In sum, we conclude that the ordinances do not result in an unconstitutional taking of the Association's property under the Fifth Amendment. Nor were the Association's rights to procedural due process and equal protection violated by the enactment of the challenged ordinances. Finally, the Association has failed to demonstrate that the ordinances are unconstitutionally vague on their face. Accordingly, we affirm the district court's judgment.

AFFIRMED.

 1

The terms "hotel" and "rooming house" are defined by statute See OMC § 8.03.040. A "hotel" is "any public or private space or structure for living therein, including but not limited to any: inn, hostelry, tourist home or house, motel rooming house, mobile home or other living place within the city, offering the right to use such space for sleeping or overnight accommodations...." OMC § 4.24.020. The term "rooming house" is defined by the Oakland Planning Code ("OPC") to include certain buildings accommodating guests on a weekly or longer basis as well as those accommodating "partly on a weekly or longer basis and partly for a shorter time period...." OPC §§ 17.10.690, 17.10.110, 17.10.120.

 2

Specifically, Chapter 8.03 contains individual subsections covering: management practices, inspection of records and facilities, property security, housekeeping conditions in excess of normal "wear and tear," room furnishings, exterior of property, common areas, and criminal and nuisance activity

 3

Under California law, " [a] legal nonconforming use is one that existed lawfully before a zoning restriction became effective and that is not in conformity with the ordinance when it continues thereafter."Hansen Bros.
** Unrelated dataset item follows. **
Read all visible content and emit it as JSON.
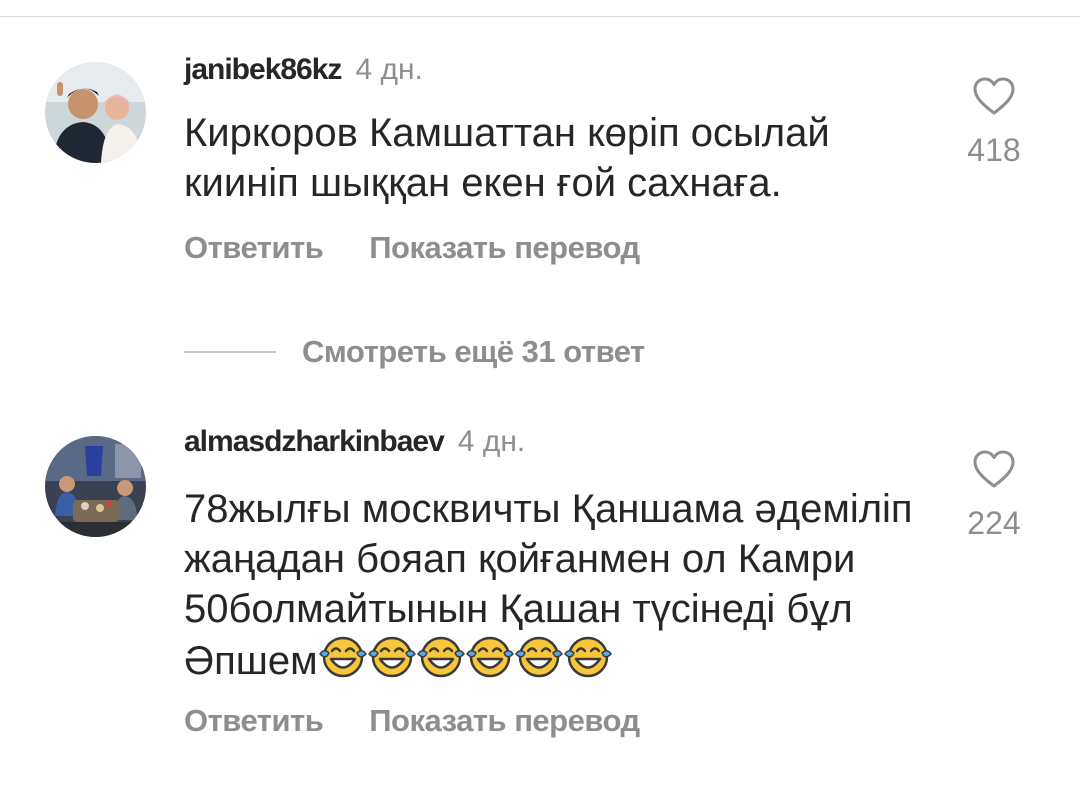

Enters., Inc. v. Board of Supervisors, 12 Cal. 4th 533, 540 n. 1, 48 Cal. Rptr. 2d 778, 907 P.2d 1324 (Cal.1996).

 4

As we noted in San Remo Hotel, this ripeness requirement does not apply "where the state does not have a `reasonable, certain, and adequate provision for obtaining compensation' at the time of the taking, in which case the facial takings claim is instantly ripe." 145 F.3d at 1101-02 (quoting Williamson County, 473 U.S. at 194, 105 S. Ct. 3108). But the Association cannot avail itself of this exception as "we have expressly held that, post-1987, California's inverse condemnation procedures are adequate to address a regulatory takings claim." Id. at 1102.

 5

Section 17.114.40 provides, in relevant part:

A nonconforming use which is in existence on the effective date of the zoning regulations or of any subsequent rezoning or other amendment thereto which makes such use nonconforming, and which existed lawfully under the previous zoning controls ... may thereafter be continued and maintained indefinitely, and the rights to such use shall run with the land, except as otherwise specified in the nonconforming use regulations.

 6

Section 17.114.040's guarantees are not absolute. They apply "except as otherwise specified in the nonconforming use regulations."

 7

The Association does not proceed under the overbreadth doctrine, which "allows a plaintiff to challenge a statute ... because of a judicial prediction or assumption that the statute's very existence may cause others not before the court to refrain from constitutionally protected speech or expression."Nunez v. City of San Diego, 114 F.3d 935, 949 (9th Cir. 1997) (citation and internal quotation marks omitted). It claims only that the ordinances are unconstitutionally vague on their face.

 8

Although we address the Salerno rule in the context of a facial vague ness challenge, the rule's fate may also have implications for Fifth Amendment takings challenges. See Kittay v. Giuliani, 252 F.3d 645, 647 (2d Cir. 2001) (applying Salerno to facial takings challenge); Gulf Power Co. v. United States, 187 F.3d 1324, 1336 (11th Cir. 1999) (same). Our cases generally have not applied Salerno to facial takings challenges, and because we uphold dismissal of the Association's takings claim on other grounds, see supra Part II, we need not resolve here the precise contours of the rule's application in that context.